The question is what circumstances could there be where a rulers spouse - under medieval standards - could think to have a chance of getting "away with it".
I can see only very few circumstances where this makes sense like
+ she is a lunatic, an imbecile or inbred
+ she is herself a ruler with armies under her command, and hates you, imprisoning her would risk a major civil war
+ she is your spymaster, and thinks she can hide it. Even so, she would still need a reason to have a lover like hating the ruler, the ruler is infirm and/or much older than her, he is ugly, a leper etc.
See the problem? I just don´t see the devs script something like that without causing outrage of "sexism" etc.. The only way i see is an option to turn seduction off entirely.
EDIT: IF the devs would decide on plausible triggers like above, PC be damned, then i would be OK with it even without an option to turn it off. You know what you are getting into, after all, it would be the consequence of the players actions.
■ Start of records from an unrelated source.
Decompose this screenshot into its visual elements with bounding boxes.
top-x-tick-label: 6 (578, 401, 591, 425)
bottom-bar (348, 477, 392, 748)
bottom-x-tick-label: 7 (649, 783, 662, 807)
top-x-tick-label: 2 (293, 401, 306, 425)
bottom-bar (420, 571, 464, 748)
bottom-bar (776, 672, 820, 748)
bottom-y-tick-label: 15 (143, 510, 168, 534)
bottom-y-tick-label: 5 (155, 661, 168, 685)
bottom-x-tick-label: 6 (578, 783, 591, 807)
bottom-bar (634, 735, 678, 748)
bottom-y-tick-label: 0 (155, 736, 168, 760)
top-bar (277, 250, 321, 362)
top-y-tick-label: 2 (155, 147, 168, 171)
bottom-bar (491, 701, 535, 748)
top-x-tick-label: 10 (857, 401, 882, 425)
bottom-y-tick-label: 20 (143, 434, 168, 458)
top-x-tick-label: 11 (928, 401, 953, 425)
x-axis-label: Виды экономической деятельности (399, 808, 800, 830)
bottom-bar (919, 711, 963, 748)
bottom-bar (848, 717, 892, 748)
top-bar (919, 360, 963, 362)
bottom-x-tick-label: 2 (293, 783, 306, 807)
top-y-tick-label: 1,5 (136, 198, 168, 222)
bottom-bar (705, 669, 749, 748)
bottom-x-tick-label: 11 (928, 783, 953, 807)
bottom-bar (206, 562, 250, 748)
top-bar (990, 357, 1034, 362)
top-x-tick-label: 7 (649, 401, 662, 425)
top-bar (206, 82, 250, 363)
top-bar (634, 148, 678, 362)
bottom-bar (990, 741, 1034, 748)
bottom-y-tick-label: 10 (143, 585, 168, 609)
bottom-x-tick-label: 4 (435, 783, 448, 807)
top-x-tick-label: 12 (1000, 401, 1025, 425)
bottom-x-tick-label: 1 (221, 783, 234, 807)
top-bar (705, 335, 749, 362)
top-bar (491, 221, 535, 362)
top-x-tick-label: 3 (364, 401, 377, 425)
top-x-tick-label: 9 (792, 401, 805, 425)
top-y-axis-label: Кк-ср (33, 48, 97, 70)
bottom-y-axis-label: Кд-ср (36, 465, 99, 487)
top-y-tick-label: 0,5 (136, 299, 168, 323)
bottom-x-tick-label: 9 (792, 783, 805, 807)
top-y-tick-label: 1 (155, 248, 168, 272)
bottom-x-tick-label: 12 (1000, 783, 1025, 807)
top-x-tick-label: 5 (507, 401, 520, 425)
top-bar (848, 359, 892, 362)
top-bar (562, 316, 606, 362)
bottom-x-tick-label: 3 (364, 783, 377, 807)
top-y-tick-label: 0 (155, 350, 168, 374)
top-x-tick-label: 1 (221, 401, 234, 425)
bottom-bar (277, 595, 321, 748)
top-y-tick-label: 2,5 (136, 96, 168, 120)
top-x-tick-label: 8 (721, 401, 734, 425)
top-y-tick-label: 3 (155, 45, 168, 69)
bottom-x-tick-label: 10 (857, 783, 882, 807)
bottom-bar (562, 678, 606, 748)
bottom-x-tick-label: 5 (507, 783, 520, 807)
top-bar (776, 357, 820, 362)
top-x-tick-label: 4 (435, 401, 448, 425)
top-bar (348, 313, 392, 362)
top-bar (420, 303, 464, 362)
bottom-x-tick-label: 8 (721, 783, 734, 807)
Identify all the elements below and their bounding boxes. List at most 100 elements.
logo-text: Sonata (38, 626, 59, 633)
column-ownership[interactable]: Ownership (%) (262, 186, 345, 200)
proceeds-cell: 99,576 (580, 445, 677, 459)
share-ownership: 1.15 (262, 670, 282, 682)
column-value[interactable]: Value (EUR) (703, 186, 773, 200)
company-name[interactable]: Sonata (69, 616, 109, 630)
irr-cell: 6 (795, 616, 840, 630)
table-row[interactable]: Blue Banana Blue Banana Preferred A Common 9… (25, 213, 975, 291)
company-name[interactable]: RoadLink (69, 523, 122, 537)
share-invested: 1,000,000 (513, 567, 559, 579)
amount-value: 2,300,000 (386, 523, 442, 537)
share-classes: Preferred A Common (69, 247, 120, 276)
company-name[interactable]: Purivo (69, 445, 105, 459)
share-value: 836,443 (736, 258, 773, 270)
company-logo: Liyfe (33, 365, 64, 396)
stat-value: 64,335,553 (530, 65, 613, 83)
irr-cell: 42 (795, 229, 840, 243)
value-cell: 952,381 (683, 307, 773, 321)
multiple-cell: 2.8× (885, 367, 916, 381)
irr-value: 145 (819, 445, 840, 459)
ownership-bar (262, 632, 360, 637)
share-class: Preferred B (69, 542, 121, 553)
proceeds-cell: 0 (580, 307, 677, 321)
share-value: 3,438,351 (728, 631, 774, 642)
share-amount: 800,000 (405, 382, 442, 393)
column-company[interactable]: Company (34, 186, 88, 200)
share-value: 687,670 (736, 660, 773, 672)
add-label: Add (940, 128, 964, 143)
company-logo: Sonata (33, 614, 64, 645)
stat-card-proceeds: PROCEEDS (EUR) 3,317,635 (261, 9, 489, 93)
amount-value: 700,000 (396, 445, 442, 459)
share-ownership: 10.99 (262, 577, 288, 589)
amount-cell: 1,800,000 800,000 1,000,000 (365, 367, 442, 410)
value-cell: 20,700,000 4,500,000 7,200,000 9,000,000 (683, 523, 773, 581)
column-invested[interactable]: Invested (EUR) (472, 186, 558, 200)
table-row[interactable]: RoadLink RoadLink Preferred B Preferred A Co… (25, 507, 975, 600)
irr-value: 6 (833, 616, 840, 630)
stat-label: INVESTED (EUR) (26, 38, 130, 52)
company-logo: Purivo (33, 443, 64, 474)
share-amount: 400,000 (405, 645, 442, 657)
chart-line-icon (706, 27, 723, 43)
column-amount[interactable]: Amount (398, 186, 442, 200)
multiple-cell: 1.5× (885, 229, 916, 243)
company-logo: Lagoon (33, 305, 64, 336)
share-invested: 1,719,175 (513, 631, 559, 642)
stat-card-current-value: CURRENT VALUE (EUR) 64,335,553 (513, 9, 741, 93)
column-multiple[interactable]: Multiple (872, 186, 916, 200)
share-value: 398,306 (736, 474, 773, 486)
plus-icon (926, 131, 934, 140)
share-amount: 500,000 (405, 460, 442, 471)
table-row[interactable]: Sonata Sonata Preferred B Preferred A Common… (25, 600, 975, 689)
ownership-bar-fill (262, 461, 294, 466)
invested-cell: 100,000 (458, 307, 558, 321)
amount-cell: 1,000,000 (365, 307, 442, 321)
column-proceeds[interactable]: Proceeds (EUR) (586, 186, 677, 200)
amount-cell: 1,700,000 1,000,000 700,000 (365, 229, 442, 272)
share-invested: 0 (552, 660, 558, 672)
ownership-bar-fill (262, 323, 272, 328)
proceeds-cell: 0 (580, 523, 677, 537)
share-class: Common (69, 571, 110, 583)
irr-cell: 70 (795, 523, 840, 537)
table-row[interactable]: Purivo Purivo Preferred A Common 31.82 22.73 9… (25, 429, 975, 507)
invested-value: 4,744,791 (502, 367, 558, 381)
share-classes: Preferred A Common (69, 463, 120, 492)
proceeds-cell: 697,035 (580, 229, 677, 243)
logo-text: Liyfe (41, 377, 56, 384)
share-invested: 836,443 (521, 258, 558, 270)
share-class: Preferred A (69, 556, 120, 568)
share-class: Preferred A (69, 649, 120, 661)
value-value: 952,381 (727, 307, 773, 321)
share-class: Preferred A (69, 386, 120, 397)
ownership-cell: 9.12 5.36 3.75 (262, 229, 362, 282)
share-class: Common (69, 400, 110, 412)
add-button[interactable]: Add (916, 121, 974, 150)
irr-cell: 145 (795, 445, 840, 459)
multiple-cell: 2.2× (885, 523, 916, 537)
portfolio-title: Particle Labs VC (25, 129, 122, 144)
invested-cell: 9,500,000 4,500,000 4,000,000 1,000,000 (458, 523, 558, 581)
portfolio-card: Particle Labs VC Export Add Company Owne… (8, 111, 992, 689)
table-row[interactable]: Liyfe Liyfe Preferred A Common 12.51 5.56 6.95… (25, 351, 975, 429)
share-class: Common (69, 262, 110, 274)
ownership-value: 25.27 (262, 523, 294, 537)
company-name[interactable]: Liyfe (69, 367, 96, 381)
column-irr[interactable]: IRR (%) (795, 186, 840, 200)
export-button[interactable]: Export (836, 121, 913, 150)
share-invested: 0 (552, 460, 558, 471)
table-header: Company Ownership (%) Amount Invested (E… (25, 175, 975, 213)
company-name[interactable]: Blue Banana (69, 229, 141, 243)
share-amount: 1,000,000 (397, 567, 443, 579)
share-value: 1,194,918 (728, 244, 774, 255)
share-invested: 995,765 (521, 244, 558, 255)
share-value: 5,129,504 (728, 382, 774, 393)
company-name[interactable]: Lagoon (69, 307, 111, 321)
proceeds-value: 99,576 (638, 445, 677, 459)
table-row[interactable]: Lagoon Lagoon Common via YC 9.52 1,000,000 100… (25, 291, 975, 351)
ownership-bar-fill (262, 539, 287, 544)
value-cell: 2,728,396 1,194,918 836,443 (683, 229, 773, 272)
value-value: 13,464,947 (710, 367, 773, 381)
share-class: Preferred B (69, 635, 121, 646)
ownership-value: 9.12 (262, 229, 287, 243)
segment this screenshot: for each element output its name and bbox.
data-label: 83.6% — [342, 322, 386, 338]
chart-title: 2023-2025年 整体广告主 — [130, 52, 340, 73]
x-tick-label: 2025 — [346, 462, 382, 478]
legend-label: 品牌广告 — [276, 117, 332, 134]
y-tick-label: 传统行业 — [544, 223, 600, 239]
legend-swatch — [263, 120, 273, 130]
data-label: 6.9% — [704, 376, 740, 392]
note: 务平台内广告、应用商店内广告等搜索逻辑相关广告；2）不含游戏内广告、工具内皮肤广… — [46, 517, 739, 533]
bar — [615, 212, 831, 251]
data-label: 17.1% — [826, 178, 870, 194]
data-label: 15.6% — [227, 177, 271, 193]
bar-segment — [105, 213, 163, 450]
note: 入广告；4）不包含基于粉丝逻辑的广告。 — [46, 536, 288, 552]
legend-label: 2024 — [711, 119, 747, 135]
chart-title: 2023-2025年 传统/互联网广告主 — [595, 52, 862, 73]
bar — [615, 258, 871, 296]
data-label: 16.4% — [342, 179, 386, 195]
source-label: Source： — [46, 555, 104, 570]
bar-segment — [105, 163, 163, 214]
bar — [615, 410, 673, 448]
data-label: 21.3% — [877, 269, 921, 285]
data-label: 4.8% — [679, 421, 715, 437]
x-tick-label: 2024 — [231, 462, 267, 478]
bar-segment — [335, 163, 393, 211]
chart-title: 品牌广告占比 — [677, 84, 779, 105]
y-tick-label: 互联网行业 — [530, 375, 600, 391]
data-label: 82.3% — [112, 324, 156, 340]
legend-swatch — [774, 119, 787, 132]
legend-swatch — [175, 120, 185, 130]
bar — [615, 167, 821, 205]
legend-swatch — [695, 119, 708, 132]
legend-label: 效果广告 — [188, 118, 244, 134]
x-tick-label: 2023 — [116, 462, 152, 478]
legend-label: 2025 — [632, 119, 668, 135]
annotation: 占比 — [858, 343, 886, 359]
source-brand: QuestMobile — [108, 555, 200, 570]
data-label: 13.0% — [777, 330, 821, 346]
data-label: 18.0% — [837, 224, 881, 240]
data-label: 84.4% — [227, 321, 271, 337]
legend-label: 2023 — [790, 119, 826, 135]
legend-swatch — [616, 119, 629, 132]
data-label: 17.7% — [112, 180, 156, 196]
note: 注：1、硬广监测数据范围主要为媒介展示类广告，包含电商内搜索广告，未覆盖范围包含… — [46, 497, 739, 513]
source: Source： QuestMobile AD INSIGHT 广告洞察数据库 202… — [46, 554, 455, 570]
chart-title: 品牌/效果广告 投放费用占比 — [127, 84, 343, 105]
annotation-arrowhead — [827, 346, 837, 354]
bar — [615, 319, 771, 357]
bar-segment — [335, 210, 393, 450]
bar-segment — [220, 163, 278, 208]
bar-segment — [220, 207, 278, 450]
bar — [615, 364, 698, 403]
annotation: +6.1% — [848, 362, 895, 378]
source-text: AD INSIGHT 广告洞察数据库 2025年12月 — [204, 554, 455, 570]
The double standard is actually already in the game in some ways -- for example, the Adulteress modifier (and
Incestuous Adulteress, too) is twice as bad as the male counterpart, and unless you increase Status of Women enough (which the AI never bothers to do, even if it is female, Ambitious, etc.) an unfaithful husband can't be justifiably imprisoned for that reason alone while an unfaithful wife always can be if you've discovered the affair -- so I don't really think that perceived sexism is what has been keeping that kind of seduction logic out as much as the fact that it would become more complicated to script separate logic for men and women than having essentially the same logic (with a few instances of women being more likely to turn down seduction), particularly since there are plenty of other places where the game favours men for historical reasons (e.g. without certain game rules or changing the SoW laws, most rulers can't get True Cognatic Succession) and haven't been particularly many complaints about it (I believe there were more complaints over the SoW laws being added and HF allowing Enatic Clans/Equality than complaints about various things that put female characters at a disadvantage).
As for reasons where it would be sensible for the woman to risk it, I can think of some additional reasons to the ones you've mentioned:
- The party trying to seduce her is of a much higher rank than her/her family/her husband/her husband's family. For example, if an emperor attempts to seduce a countess or duchess, she'd probably stand to gain more from going along with it than an empress/princess/wife of someone in the imperial family would stand to gain from tumbling a random count or duke.
- Her husband is imprisoned, not terribly bright, or the like. Obviously, in the first case, it would be hard to explain away a pregnancy, but if he can't act against her she might still risk it, and she might be smart enough to take steps to ensure that pregnancy is unlikely or that it ends before it becomes obvious.
- She's in a court friendly to her rather than her husband, and he/his family wouldn't be in a position to act on it. For example, a matri-married princess in her father's court would probably not have to worry about her father chopping off her head if she's discovered to be unfaithful (though her lover might stand to lose his head or certain other parts of his body...).
- She follows a religion that's got Enatic Clans, since that should make her infidelity more okay than her husband's.
Of course, regardless of what would make the risk acceptable, she should still have traits that makes it plausible (e.g. not Chaste/Celibate), should have a negative enough opinion of her husband to consider it, and so on, as just having a reasonable opportunity to be unfaithful shouldn't translate into actually being unfaithful if the character has no reason to consider that course of action.